Tanyave yaha pumaan yoge sodmritvaya kalpaney,
Deva namanni tatra sthaan yatha rada dhanadhikam."

 which means he who takes a bath at the Kumbh festival is filled with immortality. The Gods bow down to him who has a bath at the Kumbh festival just as a poor respectfully bows to the rich.
The Origin Of Kumbh 

Kumbh festival is India’s most ancient festival of bathing whose references are found in Vedic literature also. These scriptures credit the creation of the Kumbh to God himself.

"Chaturah kumbhanshch turdya dadaami" (Atharvaved – statement by God)According to the Skand Purana, the reason for the celebration of Kumbh is the story of Samudra Manthan (churning of the ocean): Durvasa, a sage, was once furious at the Gods and cursed them to be weak and powerless. As a result, they started losing the battle against the demons. Thus, they went to the creator of the universe, Lord Vishnu to seek help. Lord Vishnu suggested that they churn the ocean with the help of the demons. The churning will produce amrit (nectar) whose consumption will not only restore the lost powers to the Gods but also make them immortal.

 On Vishnu’s advice, the Gods & the demons collaborated to churn the ocean. They used Mandarachal Mountain as the churning stick and Vasuki, the king of snakes, as the rope. Lord Vishnu himself took part in the process in the form of a tortoise, providing support to the churning stick. This churning released 14 jewels, including Dhanvantari himself, carrying the pot of nectar.
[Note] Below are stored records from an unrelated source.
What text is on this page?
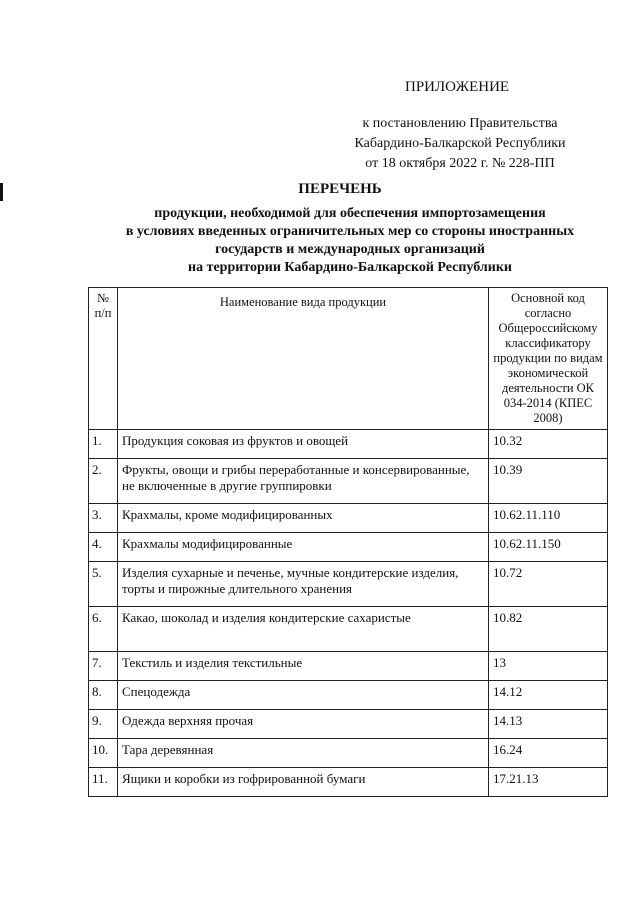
ПРИЛОЖЕНИЕ
к постановлению Правительства
Кабардино-Балкарской Республики
от 18 октября 2022 г. № 228-ПП
ПЕРЕЧЕНЬ
продукции, необходимой для обеспечения импортозамещения
в условиях введенных ограничительных мер со стороны иностранных
государств и международных организаций
на территории Кабардино-Балкарской Республики
№ п/п	Наименование вида продукции	Основной код согласно Общероссийскому классификатору продукции по видам экономической деятельности ОК 034-2014 (КПЕС 2008)
1.	Продукция соковая из фруктов и овощей	10.32
2.	Фрукты, овощи и грибы переработанные и консервированные, не включенные в другие группировки	10.39
3.	Крахмалы, кроме модифицированных	10.62.11.110
4.	Крахмалы модифицированные	10.62.11.150
5.	Изделия сухарные и печенье, мучные кондитерские изделия, торты и пирожные длительного хранения	10.72
6.	Какао, шоколад и изделия кондитерские сахаристые	10.82
7.	Текстиль и изделия текстильные	13
8.	Спецодежда	14.12
9.	Одежда верхняя прочая	14.13
10.	Тара деревянная	16.24
11.	Ящики и коробки из гофрированной бумаги	17.21.13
The sight of the amrit kumbh (pot of nectar) resulted in a fresh battle between the Gods & the demons. During the war, Jayant, the son of Indra, escaped with the pot and was followed by the demons in pursuit. This battle lasted for 12 days, which is equivalent to the 12 years on earth. During this period, Jayant is said to have placed the pot at 12 different places of which 8 are supposed to be in Devlok (land of Gods) while the other 4 are on earth. The 4 places on earth are Prayag, Haridwar, Ujjain, and Nasik.
 Prithivyam kumbhyogasya chaturdya bhed uchyate
,Vishnudware, tirthraje vantyam Godavari tatey.   - Skand Purana

During this struggle, various Gods protected the pot of nectar. Chandrama (Moon) protected the nectar from spilling; Surya (Sun) prevented the breaking of the pot, Brihaspati (Jupiter) from being stolen by the demons, while Shani (Saturn) protected it out if fear of Indra. Therefore, the star sign in which these planets come together in a certain year, the Kumbh festival pertaining to that sign is celebrated during that year.

With the demons getting stronger during the battle, Lord Vishnu appeared in the form of Mohini, took possession of the pot and served the nectar to the Gods.

The credit to the spread of the current version of Kumbh festival goes to Aadi Shankaracharya who brought a nationwide identity and fame to this sacred and religious event. He utilized this opportunity to not only protect the Hindu religion and culture from Jainism & Buddhism but also organize and unite the Hindu culture. These festivals can be said to be completely successful in meeting this objective.